Charcos sind Naturpools

Einige Charcos werden als Naturschwimmbecken genutzt. Der Vorteil auf einem Bild: Vor Brandung und Meeresströmung geschützt, kannst du dich in einem Charco ganz entspannt treiben lassen, während ein paar Meter weiter das Meer hör- und sichtbar tobt.

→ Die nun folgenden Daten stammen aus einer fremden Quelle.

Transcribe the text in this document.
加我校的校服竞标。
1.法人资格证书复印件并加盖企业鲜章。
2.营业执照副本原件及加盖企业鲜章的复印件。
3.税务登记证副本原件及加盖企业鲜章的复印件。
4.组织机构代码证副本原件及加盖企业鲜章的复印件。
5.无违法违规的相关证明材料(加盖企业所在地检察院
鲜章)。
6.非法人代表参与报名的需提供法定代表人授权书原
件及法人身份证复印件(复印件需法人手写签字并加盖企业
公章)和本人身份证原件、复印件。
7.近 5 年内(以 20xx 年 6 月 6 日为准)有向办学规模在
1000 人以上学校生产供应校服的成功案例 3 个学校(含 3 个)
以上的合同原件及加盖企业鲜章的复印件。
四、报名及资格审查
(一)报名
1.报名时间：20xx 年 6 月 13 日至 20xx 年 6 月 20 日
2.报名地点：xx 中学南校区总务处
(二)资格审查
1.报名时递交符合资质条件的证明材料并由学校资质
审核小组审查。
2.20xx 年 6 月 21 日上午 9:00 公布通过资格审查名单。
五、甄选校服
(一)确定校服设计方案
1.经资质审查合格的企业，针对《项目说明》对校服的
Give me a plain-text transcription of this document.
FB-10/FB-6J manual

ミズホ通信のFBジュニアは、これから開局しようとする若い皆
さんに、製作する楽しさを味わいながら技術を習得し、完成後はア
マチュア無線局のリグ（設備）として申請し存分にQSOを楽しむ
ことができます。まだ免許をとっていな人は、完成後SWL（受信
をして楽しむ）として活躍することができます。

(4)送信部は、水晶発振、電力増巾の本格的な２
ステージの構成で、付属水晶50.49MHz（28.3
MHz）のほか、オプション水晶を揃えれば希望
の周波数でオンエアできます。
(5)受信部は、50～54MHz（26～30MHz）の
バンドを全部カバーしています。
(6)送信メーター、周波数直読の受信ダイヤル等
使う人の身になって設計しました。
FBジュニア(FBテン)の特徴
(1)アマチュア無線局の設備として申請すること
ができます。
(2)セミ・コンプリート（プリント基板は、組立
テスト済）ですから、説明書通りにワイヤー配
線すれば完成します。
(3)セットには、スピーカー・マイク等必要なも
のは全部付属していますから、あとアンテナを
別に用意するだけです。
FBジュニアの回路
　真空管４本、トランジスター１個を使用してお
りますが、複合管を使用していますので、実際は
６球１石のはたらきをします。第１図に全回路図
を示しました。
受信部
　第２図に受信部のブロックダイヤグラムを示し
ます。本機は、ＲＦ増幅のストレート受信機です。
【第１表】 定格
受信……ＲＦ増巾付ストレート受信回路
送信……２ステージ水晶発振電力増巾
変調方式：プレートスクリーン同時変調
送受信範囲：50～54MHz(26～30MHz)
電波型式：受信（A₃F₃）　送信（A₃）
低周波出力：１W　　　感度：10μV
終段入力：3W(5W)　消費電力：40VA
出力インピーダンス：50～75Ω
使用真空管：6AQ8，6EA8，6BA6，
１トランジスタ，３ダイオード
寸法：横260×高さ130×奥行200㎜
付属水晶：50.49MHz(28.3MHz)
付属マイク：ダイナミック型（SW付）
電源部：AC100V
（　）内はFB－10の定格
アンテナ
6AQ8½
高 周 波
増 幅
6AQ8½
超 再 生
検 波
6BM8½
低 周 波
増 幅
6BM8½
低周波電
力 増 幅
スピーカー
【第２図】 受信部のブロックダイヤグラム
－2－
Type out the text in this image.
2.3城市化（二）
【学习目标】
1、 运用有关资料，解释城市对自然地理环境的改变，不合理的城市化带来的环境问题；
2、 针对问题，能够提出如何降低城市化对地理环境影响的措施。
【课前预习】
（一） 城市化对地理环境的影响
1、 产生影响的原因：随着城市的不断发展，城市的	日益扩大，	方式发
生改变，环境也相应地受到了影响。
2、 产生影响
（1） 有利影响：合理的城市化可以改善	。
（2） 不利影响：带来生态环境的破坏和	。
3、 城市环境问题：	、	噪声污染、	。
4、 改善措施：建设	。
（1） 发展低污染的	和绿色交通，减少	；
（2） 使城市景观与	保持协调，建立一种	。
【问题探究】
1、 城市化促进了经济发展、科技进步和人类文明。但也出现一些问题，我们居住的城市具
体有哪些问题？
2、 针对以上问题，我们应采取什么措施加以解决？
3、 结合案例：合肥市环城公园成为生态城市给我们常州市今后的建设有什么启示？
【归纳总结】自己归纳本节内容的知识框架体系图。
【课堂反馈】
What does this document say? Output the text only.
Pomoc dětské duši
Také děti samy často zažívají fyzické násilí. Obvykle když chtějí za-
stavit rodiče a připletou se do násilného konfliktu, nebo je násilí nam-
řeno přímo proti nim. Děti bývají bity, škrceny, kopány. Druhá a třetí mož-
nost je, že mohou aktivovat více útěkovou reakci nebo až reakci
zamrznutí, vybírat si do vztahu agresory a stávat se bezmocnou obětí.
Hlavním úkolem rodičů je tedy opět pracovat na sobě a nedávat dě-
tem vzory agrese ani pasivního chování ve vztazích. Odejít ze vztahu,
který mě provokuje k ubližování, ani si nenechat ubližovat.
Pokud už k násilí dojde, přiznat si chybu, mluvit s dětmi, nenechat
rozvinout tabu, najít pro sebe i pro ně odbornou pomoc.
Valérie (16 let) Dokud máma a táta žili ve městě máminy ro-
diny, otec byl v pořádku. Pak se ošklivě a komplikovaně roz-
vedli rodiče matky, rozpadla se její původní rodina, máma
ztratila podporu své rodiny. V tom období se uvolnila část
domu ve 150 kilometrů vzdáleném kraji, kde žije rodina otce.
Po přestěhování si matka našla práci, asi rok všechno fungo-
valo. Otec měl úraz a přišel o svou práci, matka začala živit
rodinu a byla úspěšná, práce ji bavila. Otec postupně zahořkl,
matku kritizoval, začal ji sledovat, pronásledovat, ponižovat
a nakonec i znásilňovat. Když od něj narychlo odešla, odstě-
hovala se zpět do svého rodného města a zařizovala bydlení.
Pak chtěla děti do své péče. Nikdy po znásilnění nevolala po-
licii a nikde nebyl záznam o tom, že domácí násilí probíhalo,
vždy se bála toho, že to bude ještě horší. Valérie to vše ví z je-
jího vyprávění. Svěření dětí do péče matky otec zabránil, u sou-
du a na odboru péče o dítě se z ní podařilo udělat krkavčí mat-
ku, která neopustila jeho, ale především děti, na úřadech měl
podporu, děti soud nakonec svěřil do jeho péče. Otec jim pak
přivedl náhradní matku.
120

Bei starkem Wellengang jedoch, auch wenn es noch so verlockend ist,  solltest du trotzdem auf das Baden in einem Charco verzichten. Die Wellen aus dem Naturpool könnten dich in das offene Meer reißen. Weitere Infos findest du in unserem Beitrag Baden auf Teneriffa: so schwimmst du sicher im Atlantik.

Naturpool_Teneriffa

Charcos: immer Spannendes zu entdecken 

Charcos sind aber vor allem Heimat und Zufluchtsort für viele Tierarten. In den Gezeitenbecken tummeln sich unter anderem verschiedene Fischarten, Krebstierchen und Seeigel. Und an den Lavafelsen, die aus dem Wasser ragen, wirst du mit Sicherheit die Rote Klippenkrabbe sehn. Es gibt also viel zu entdecken, am Charco de Los Chochos in Los Silos zum Beispiel:

Besonders viele Charcos gibt es bei einem Spaziergang an der Küste rund um Los Silos zu entdecken: Größere Naturpools, in denen du plantschen und schwimmen kann. Bei diesen erleichtert häufig eine Treppe den Zugang und sie werden von Einheimischen und Touristen gleichermaßen gern genutzt.

Und dann gibt es noch die kleinen Charcos und die Versteckten, für die man erst über Vulkangestein klettern muss, um sie zu entdecken.